The aforementioned ‘Wizard’ opens the album. It features, in order: a pastoral intro, some majestic guitar churn, monastic vocal drones, chugging riffage, atmospheric synths, literal roaring, an almost ambient interlude with more monk vox, and – finally – a spare percussion and synth drone outro. It’s so wicked. In lesser hands it might come off as ridiculous, but here it’s perfect and often surprising. Done poorly, doom metal can often feel template driven and posey, but for the truly inspired, that very same template can be subverted, allowing an artist to throw curveball after curveball. Nonsun are truly inspired, and damn, it’s delightful.

Elsewhere, ‘Guilt, Disgust, Disaster’ never drifts too far from post-rock.
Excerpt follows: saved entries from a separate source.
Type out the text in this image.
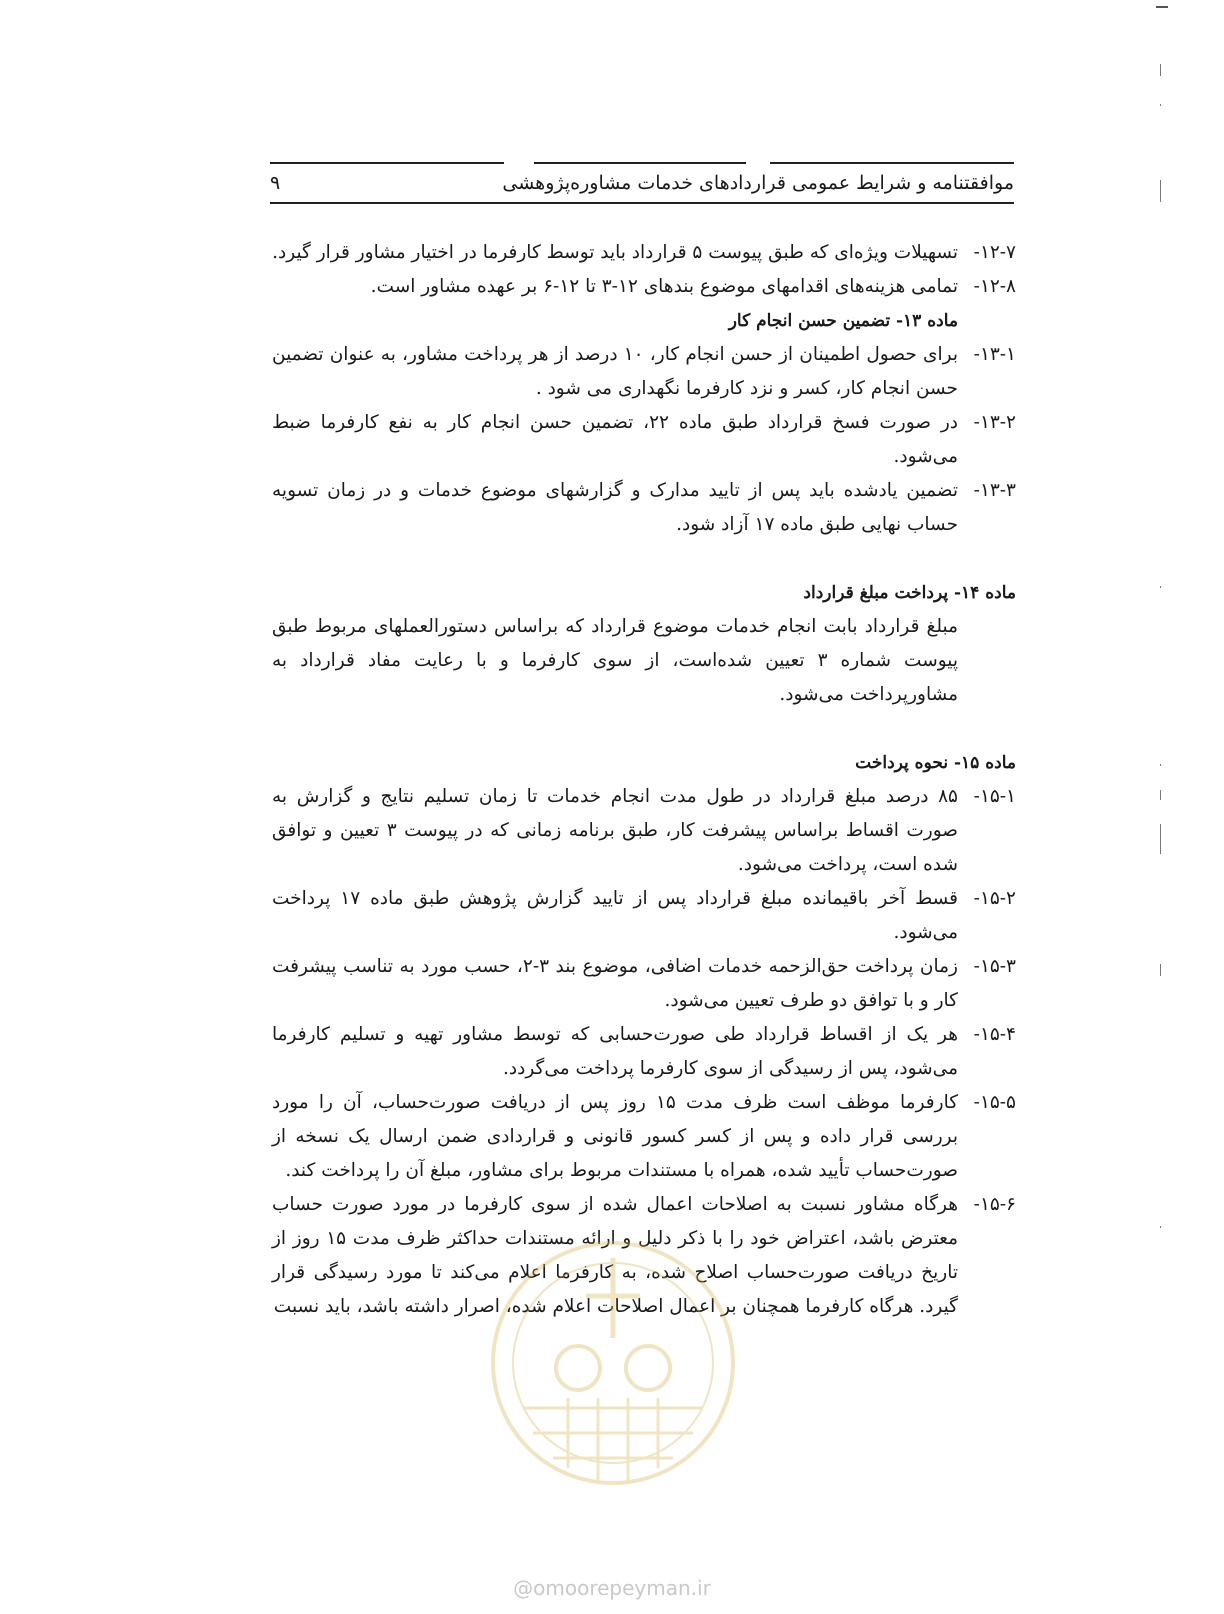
موافقتنامه و شرایط عمومی قراردادهای خدمات مشاوره‌پژوهشی
۹

۱۲-۷-
تسهیلات ویژه‌ای که طبق پیوست ۵ قرارداد باید توسط کارفرما در اختیار مشاور قرار گیرد.

۱۲-۸-
تمامی هزینه‌های اقدامهای موضوع بندهای ۱۲-۳ تا ۱۲-۶ بر عهده مشاور است.

ماده ۱۳- تضمین حسن انجام کار

۱۳-۱-
برای حصول اطمینان از حسن انجام کار، ۱۰ درصد از هر پرداخت مشاور، به عنوان تضمین حسن انجام کار، کسر و نزد کارفرما نگهداری می شود .

۱۳-۲-
در صورت فسخ قرارداد طبق ماده ۲۲، تضمین حسن انجام کار به نفع کارفرما ضبط می‌شود.

۱۳-۳-
تضمین یادشده باید پس از تایید مدارک و گزارشهای موضوع خدمات و در زمان تسویه حساب نهایی طبق ماده ۱۷ آزاد شود.

ماده ۱۴- پرداخت مبلغ قرارداد

مبلغ قرارداد بابت انجام خدمات موضوع قرارداد که براساس دستورالعملهای مربوط طبق پیوست شماره ۳ تعیین شده‌است، از سوی کارفرما و با رعایت مفاد قرارداد به مشاورپرداخت می‌شود.

ماده ۱۵- نحوه پرداخت

۱۵-۱-
۸۵ درصد مبلغ قرارداد در طول مدت انجام خدمات تا زمان تسلیم نتایج و گزارش به صورت اقساط براساس پیشرفت کار، طبق برنامه زمانی که در پیوست ۳ تعیین و توافق شده است، پرداخت می‌شود.

۱۵-۲-
قسط آخر باقیمانده مبلغ قرارداد پس از تایید گزارش پژوهش طبق ماده ۱۷ پرداخت می‌شود.

۱۵-۳-
زمان پرداخت حق‌الزحمه خدمات اضافی، موضوع بند ۳-۲، حسب مورد به تناسب پیشرفت کار و با توافق دو طرف تعیین می‌شود.

۱۵-۴-
هر یک از اقساط قرارداد طی صورت‌حسابی که توسط مشاور تهیه و تسلیم کارفرما می‌شود، پس از رسیدگی از سوی کارفرما پرداخت می‌گردد.

۱۵-۵-
کارفرما موظف است ظرف مدت ۱۵ روز پس از دریافت صورت‌حساب، آن را مورد بررسی قرار داده و پس از کسر کسور قانونی و قراردادی ضمن ارسال یک نسخه از صورت‌حساب تأیید شده، همراه با مستندات مربوط برای مشاور، مبلغ آن را پرداخت کند.

۱۵-۶-
هرگاه مشاور نسبت به اصلاحات اعمال شده از سوی کارفرما در مورد صورت حساب معترض باشد، اعتراض خود را با ذکر دلیل و ارائه مستندات حداکثر ظرف مدت ۱۵ روز از تاریخ دریافت صورت‌حساب اصلاح شده، به کارفرما اعلام می‌کند تا مورد رسیدگی قرار گیرد. هرگاه کارفرما همچنان بر اعمال اصلاحات اعلام شده، اصرار داشته باشد، باید نسبت

@omoorepeyman.ir
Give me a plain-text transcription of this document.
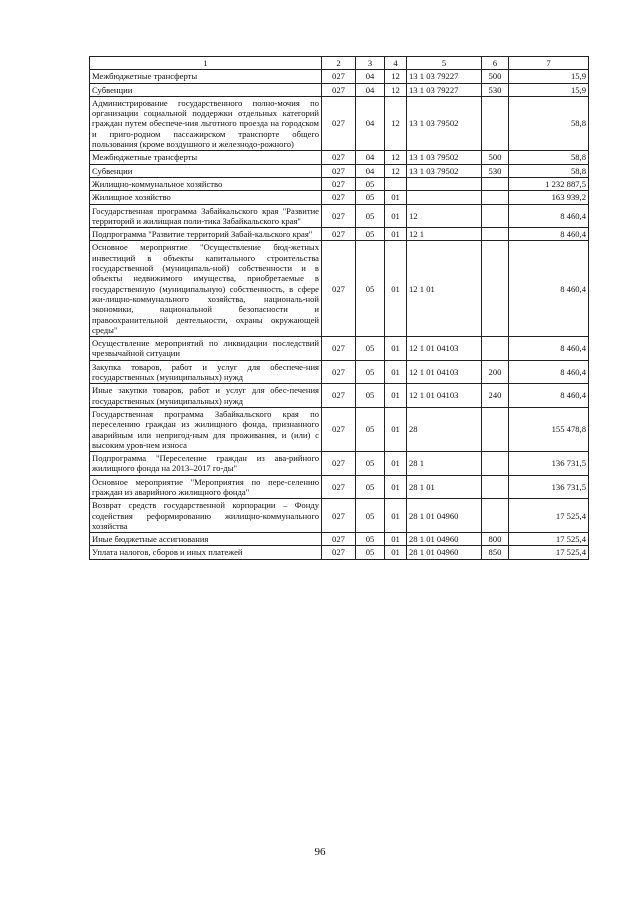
1	2	3	4	5	6	7
Межбюджетные трансферты	027	04	12	13 1 03 79227	500	15,9
Субвенции	027	04	12	13 1 03 79227	530	15,9
Администрирование государственного полно-мочия по организации социальной поддержки отдельных категорий граждан путем обеспече-ния льготного проезда на городском и приго-родном пассажирском транспорте общего пользования (кроме воздушного и железнодо-рожного)	027	04	12	13 1 03 79502		58,8
Межбюджетные трансферты	027	04	12	13 1 03 79502	500	58,8
Субвенции	027	04	12	13 1 03 79502	530	58,8
Жилищно-коммунальное хозяйство	027	05				1 232 887,5
Жилищное хозяйство	027	05	01			163 939,2
Государственная программа Забайкальского края "Развитие территорий и жилищная поли-тика Забайкальского края"	027	05	01	12		8 460,4
Подпрограмма "Развитие территорий Забай-кальского края"	027	05	01	12 1		8 460,4
Основное мероприятие "Осуществление бюд-жетных инвестиций в объекты капитального строительства государственной (муниципаль-ной) собственности и в объекты недвижимого имущества, приобретаемые в государственную (муниципальную) собственность, в сфере жи-лищно-коммунального хозяйства, националь-ной экономики, национальной безопасности и правоохранительной деятельности, охраны окружающей среды"	027	05	01	12 1 01		8 460,4
Осуществление мероприятий по ликвидации последствий чрезвычайной ситуации	027	05	01	12 1 01 04103		8 460,4
Закупка товаров, работ и услуг для обеспече-ния государственных (муниципальных) нужд	027	05	01	12 1 01 04103	200	8 460,4
Иные закупки товаров, работ и услуг для обес-печения государственных (муниципальных) нужд	027	05	01	12 1 01 04103	240	8 460,4
Государственная программа Забайкальского края по переселению граждан из жилищного фонда, признанного аварийным или непригод-ным для проживания, и (или) с высоким уров-нем износа	027	05	01	28		155 478,8
Подпрограмма "Переселение граждан из ава-рийного жилищного фонда на 2013–2017 го-ды"	027	05	01	28 1		136 731,5
Основное мероприятие "Мероприятия по пере-селению граждан из аварийного жилищного фонда"	027	05	01	28 1 01		136 731,5
Возврат средств государственной корпорации – Фонду содействия реформированию жилищно-коммунального хозяйства	027	05	01	28 1 01 04960		17 525,4
Иные бюджетные ассигнования	027	05	01	28 1 01 04960	800	17 525,4
Уплата налогов, сборов и иных платежей	027	05	01	28 1 01 04960	850	17 525,4
96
It resists the full-on guitar skuzz and thundering drums of a lumbering, lurching beast like ‘That Which Does Not Kill’. Instead, its drums are lighter on their feet, its guitars mostly content to shimmer and sometimes crunch, seemingly in honour of those feedbackers who came before. It’s still heavy, but measured and graceful, too. Then the noir sax shows up and takes the track somewhere else altogether for a little while, before sweeping strings kick in and the thing explodes like Mogwai songs used to. There’s a masterful ebb and flow to these compositions. Like a river, you get caught up in the current and just go with it.

Last fall, not far from where I live, a weed dispensary was destroyed when the ground beneath it buckled and improbably swelled, lifting it high up into the air as a foul odour and watery, yellowish ooze spilled from the cracking, emerging mound and out onto the street. For a couple of days afterward – before it was demolished with all of its product still inside, unreachable – the wreckage of the building swayed uneasily atop its new perch. I don’t know about you, but if you ask me, there’s no better metaphor for the peak doom metal vibe. Do your tunes feel like a head shop being consumed by an as-yet-unexplained geologic or Anthropocene anomaly? Congratulations! You’ve reached top-tier pinnacle doom! On Blood & Spirit, Nonsun scale this summit again and again, riding bucking, displaced concrete to a heavy nirvana.

It seems impossible and irresponsible not to mention that the members of Nonsun hail from Lviv, Ukraine and are, like many artists in areas of crisis, more in need of support than ever. But before you accuse me of burying the lede, consider that where they’re from is more or less beside the point, which is: Blood & Spirit is rad as hell. Further consider that a record this rad – a record written well before the current invasion began – deserves to be heard without the baggage of a horrible humanitarian crisis. To think, “This jam seems oddly prescient of the current geopolitical situation,” after listening to ‘Days Of Thunder Bring New Wisdom’ does the band (and the track) a bit of a disservice. The invasion doesn’t make Nonsun any more or less interesting, or worthy of being heard, or any better or worse. Without a war, all you’d say is, “This is so sick.” Blissfully emptyheaded, you could gaze into a freak Michigan whiteout dumping inches of snow on new shoots and daffodils the day after Easter, Nonsun raging in your headphones all the while, and feel as if Blood & Spirit caused the sky to cave in.